Expect important archive pieces to make an appearance in shoots. “The Ternocon project has given us the opportunity to see the works of various Filipino designers, from National Artist Ramon Valera to seasoned designers Inno Sotto, Len Cabili, JC Buendia, and Cary Santiago, to the new visionaries from Slim’s graduating batch,” says Noel.

“What this opportunity has taught us is that the terno’s versatility is as limitless as our designers’ creativity. Yes, you can wear it to the SONA, but also to an art exhibit opening, a book launch, a fashion show, or on any other occasion where you need or want to dress up,” he adds. “In one of our shoots, we came across this vintage Ramon Valera terno jacket made for Elvira Manahan. It was full-length and cinched on the upper bodice with a ribbon and opens from there. It was originally worn with a long dress. But for this shot, we paired it with the model’s own thrifted corduroy wide-legged pants, the same pants she wore coming to the shoot on a motorbike. The look became totally her own and showed that good design, terno or otherwise, can easily be styled to suit every personality in any age bracket.”

“We don’t know if it’s going to catch on, but at least there’s a window of opportunity for it to continue,” Gino adds.

Will The Kids Wear It?

Now it all boils down to the fashion girls of the next generation like Juliana and Gabbi.

“Even as a child I always found the terno pretty,” Juliana says. “Maybe because my mom (Lucy Torres-Gomez) wears it quite a lot and I have seen old photos of my grandmother and great-grandmother wearing them and looking so beautiful. It is simple, yet its structured sleeves give it so much drama. I love that it is distinctly and originally Filipino. Through the years I have seen modern takes on it; the terno, for something so traditional, can also be quite flexible. That said, I still lean more towards the original version.”

Adds Gabbi, “It’s the epitome of classic, timeless sophistication.
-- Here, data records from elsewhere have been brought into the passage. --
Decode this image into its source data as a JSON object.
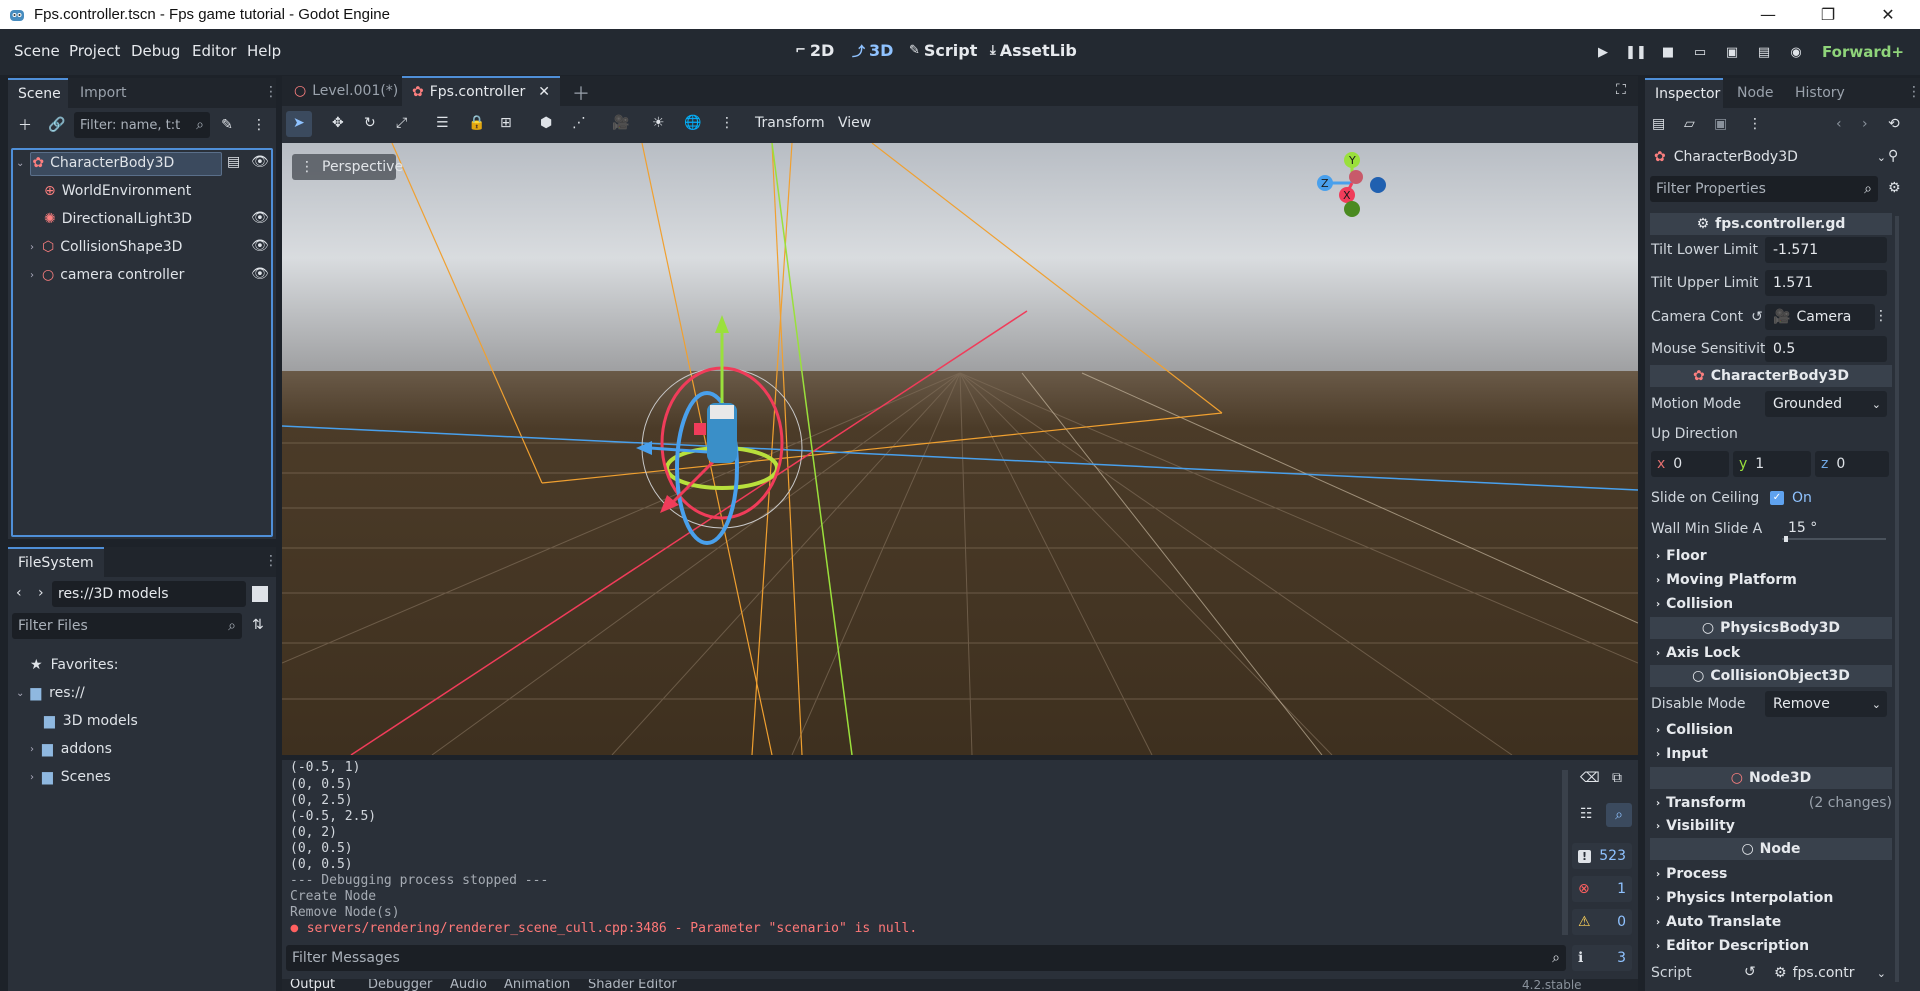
{
  "window": {
    "title": "Fps.controller.tscn - Fps game tutorial - Godot Engine",
    "minimize": "—",
    "maximize": "❐",
    "close": "✕"
  },
  "menubar": {
    "items": [
      "Scene",
      "Project",
      "Debug",
      "Editor",
      "Help"
    ],
    "modes": [
      "2D",
      "3D",
      "Script",
      "AssetLib"
    ],
    "renderer": "Forward+"
  },
  "scene_dock": {
    "tabs": [
      "Scene",
      "Import"
    ],
    "filter_placeholder": "Filter: name, t:t",
    "nodes": [
      {
        "label": "CharacterBody3D"
      },
      {
        "label": "WorldEnvironment"
      },
      {
        "label": "DirectionalLight3D"
      },
      {
        "label": "CollisionShape3D"
      },
      {
        "label": "camera controller"
      }
    ]
  },
  "filesystem": {
    "tab": "FileSystem",
    "path": "res://3D models",
    "filter_placeholder": "Filter Files",
    "items": [
      {
        "label": "Favorites:"
      },
      {
        "label": "res://"
      },
      {
        "label": "3D models"
      },
      {
        "label": "addons"
      },
      {
        "label": "Scenes"
      }
    ]
  },
  "editor_tabs": [
    {
      "label": "Level.001(*)"
    },
    {
      "label": "Fps.controller"
    }
  ],
  "viewport_toolbar": {
    "transform": "Transform",
    "view": "View",
    "perspective": "Perspective"
  },
  "gizmo": {
    "y": "Y",
    "z": "Z",
    "x": "X"
  },
  "output": {
    "lines": [
      "(-0.5, 1)",
      "(0, 0.5)",
      "(0, 2.5)",
      "(-0.5, 2.5)",
      "(0, 2)",
      "(0, 0.5)",
      "(0, 0.5)",
      "--- Debugging process stopped ---",
      "Create Node",
      "Remove Node(s)"
    ],
    "error_line": "servers/rendering/renderer_scene_cull.cpp:3486 - Parameter \"scenario\" is null.",
    "filter_placeholder": "Filter Messages",
    "counts": {
      "messages": "523",
      "errors": "1",
      "warnings": "0",
      "info": "3"
    },
    "bottom_tabs": [
      "Output",
      "Debugger",
      "Audio",
      "Animation",
      "Shader Editor"
    ],
    "version": "4.2.stable"
  },
  "inspector": {
    "tabs": [
      "Inspector",
      "Node",
      "History"
    ],
    "node": "CharacterBody3D",
    "filter_placeholder": "Filter Properties",
    "script_header": "fps.controller.gd",
    "tilt_lower": {
      "label": "Tilt Lower Limit",
      "value": "-1.571"
    },
    "tilt_upper": {
      "label": "Tilt Upper Limit",
      "value": "1.571"
    },
    "camera_cont": {
      "label": "Camera Cont",
      "value": "Camera"
    },
    "mouse_sens": {
      "label": "Mouse Sensitivit",
      "value": "0.5"
    },
    "body_header": "CharacterBody3D",
    "motion_mode": {
      "label": "Motion Mode",
      "value": "Grounded"
    },
    "up_direction": {
      "label": "Up Direction",
      "x": "0",
      "y": "1",
      "z": "0"
    },
    "slide_ceiling": {
      "label": "Slide on Ceiling",
      "value": "On"
    },
    "wall_min": {
      "label": "Wall Min Slide A",
      "value": "15 °"
    },
    "sections1": [
      "Floor",
      "Moving Platform",
      "Collision"
    ],
    "physics_header": "PhysicsBody3D",
    "axis_lock": "Axis Lock",
    "collision_header": "CollisionObject3D",
    "disable_mode": {
      "label": "Disable Mode",
      "value": "Remove"
    },
    "sections2": [
      "Collision",
      "Input"
    ],
    "node3d_header": "Node3D",
    "transform": {
      "label": "Transform",
      "changes": "(2 changes)"
    },
    "visibility": "Visibility",
    "node_header": "Node",
    "sections3": [
      "Process",
      "Physics Interpolation",
      "Auto Translate",
      "Editor Description"
    ],
    "script": {
      "label": "Script",
      "value": "fps.contr"
    }
  }
}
I always thought the terno was very elegant. It gives you nice posture. It’s so sosyal overall. I was surprised to see that now it’s playful and experimental.”

But will they actually wear the terno? “I would wear it to any formal event,” claims Juliana. “I feel like getting married in one would be super-cool. However, I’m not thinking about getting married yet,” she laughs. “Just saying that it would make a really timeless wedding dress.”

In between layouts during the shoot, Gabbi was cracking jokes. “Papunta na ako nang SONA,” she would jest, but it’s in no way a jab at the garment. It’s simply that, aside from these traditional events, after all that’s been said and done, there are simply no events for the terno. Until Nov. 11 at the CCP, that is.

Ben says, “We need more occasions to wear the terno, give it more media mileage, so that the younger generations can appreciate its beauty and uniqueness. I’d like to see more millennials wearing the terno, and I want to see more of it on social media and not just in archives!”